Both Abt and Poduval note that there are only a “finite number of projects” with a low enough cost structure to support Henry Hub-based prices, and neither Canadian nor Alaskan projects have such a low-cost structure. “Alaska is certainly on par with Canadian projects on that basis,” Abt says.
Other major risk factors are related to capital costs, says Poduval, adding that “there has been significant escalation of costs driven by competition among global LNG projects, and we expect those pressures to continue and that certainly will be one of the challenges for the Alaska, and any other projects not already under construction going forward.”
The Alaska coordinator’s Stan Jones, another researcher looking at AKLNG, has opined that Asia’s growing gas demand is what’s driving the large investment in North American LNG export projects. Globally, Jones says, the cost of construction is an issue of increasing competitive importance.
“But the real price that matters is the cost of LNG landed at the dock in Japan, South Korea, China and elsewhere in Asia,” he says. “That’s the sum of producing the gas, moving it to a liquefaction plant, turning it into LNG and delivering it by tanker.”

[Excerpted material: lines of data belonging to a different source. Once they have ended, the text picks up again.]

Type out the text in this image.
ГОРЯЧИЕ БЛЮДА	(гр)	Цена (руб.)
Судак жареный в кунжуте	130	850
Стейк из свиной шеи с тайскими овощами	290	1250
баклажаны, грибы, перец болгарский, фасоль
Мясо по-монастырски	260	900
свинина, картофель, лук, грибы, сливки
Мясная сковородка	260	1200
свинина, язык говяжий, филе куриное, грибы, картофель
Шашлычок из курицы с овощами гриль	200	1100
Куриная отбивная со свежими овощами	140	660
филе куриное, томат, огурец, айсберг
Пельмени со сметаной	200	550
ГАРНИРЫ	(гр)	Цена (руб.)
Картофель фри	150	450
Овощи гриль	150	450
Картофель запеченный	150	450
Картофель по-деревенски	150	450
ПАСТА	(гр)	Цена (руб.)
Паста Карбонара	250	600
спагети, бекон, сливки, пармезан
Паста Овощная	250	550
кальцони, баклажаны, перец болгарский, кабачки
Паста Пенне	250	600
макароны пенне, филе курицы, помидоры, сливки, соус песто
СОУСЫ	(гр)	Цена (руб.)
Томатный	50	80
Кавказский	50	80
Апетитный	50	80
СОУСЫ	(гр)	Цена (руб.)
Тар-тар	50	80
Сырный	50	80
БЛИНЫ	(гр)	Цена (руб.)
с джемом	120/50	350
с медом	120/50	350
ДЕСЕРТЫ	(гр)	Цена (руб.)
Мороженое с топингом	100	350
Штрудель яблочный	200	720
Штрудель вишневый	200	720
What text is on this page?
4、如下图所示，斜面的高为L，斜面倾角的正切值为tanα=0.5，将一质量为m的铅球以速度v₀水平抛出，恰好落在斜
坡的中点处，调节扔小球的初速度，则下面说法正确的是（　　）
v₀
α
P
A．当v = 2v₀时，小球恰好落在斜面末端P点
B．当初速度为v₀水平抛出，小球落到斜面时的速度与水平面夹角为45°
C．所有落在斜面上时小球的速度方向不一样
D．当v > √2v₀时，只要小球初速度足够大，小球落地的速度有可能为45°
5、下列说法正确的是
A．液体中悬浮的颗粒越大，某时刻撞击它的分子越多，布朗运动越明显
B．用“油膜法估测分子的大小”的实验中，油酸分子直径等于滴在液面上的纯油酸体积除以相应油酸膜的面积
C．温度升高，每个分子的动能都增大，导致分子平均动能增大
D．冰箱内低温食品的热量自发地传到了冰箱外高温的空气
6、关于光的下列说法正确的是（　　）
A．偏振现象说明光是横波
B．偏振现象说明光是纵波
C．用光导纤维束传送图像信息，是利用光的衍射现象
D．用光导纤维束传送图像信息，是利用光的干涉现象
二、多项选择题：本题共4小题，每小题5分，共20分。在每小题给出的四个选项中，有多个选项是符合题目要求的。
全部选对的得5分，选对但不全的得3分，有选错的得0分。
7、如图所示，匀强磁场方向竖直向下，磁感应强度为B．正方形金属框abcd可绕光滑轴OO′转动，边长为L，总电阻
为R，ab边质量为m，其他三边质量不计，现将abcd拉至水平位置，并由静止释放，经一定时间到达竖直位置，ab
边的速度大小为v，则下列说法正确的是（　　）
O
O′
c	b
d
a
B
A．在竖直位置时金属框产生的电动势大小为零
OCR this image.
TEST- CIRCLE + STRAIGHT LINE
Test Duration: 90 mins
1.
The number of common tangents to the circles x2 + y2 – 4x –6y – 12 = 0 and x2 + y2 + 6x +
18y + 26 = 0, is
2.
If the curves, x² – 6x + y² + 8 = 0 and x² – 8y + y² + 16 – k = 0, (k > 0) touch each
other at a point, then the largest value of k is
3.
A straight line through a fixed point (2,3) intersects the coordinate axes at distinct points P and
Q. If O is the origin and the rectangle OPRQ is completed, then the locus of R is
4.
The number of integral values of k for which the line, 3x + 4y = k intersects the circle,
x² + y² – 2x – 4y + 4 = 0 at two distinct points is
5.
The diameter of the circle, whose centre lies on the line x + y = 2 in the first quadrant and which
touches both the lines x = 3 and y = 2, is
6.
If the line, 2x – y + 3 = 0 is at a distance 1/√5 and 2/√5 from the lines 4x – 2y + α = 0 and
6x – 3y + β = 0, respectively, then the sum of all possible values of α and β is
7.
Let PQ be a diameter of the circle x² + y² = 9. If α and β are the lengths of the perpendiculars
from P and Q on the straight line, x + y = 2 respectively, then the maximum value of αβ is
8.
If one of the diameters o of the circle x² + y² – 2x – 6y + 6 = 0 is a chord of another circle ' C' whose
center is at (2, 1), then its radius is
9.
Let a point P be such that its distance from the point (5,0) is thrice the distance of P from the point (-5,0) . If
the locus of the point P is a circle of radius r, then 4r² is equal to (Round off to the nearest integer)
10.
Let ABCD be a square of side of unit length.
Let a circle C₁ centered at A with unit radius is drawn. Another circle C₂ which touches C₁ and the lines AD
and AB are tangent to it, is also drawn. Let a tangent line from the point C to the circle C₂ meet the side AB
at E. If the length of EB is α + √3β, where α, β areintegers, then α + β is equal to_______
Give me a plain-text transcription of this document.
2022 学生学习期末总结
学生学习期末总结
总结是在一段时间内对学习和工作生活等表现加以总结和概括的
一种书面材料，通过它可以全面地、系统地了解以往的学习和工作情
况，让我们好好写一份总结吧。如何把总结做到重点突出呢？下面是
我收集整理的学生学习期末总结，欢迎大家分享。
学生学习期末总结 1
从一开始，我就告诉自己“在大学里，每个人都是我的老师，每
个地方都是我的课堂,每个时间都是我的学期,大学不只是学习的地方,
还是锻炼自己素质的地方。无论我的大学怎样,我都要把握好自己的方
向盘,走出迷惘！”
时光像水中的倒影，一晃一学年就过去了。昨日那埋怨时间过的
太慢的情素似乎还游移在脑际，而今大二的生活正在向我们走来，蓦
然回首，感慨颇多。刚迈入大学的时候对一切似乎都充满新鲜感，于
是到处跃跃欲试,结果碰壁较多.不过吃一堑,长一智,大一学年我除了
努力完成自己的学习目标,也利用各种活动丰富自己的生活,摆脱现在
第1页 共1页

Jones notes that some analysts think Alaska may have an advantage because of its relative closeness to the Asian market, although nowhere as close as the western coast of Australia. But compared to the U.S. GOM, East Africa and Qatar, Alaska and the North American West Coast have it made. In the context of the western edge of North America, Alaska may still have a price edge, compared with undeveloped fields in remote parts of British Columbia or coal-seam supplies from Australia, Jones says.
“The competitiveness of North Slope gas in Asia comes down to price, which is not the only factor, but it’s a big one,” he says.
Even with state support and timely regulatory approvals, AKLNG is not a slam dunk. There is much heavy lifting to do before any soil (ice? tundra?) is moved, and many millions of dollars may be spent before the project’s future is ensured.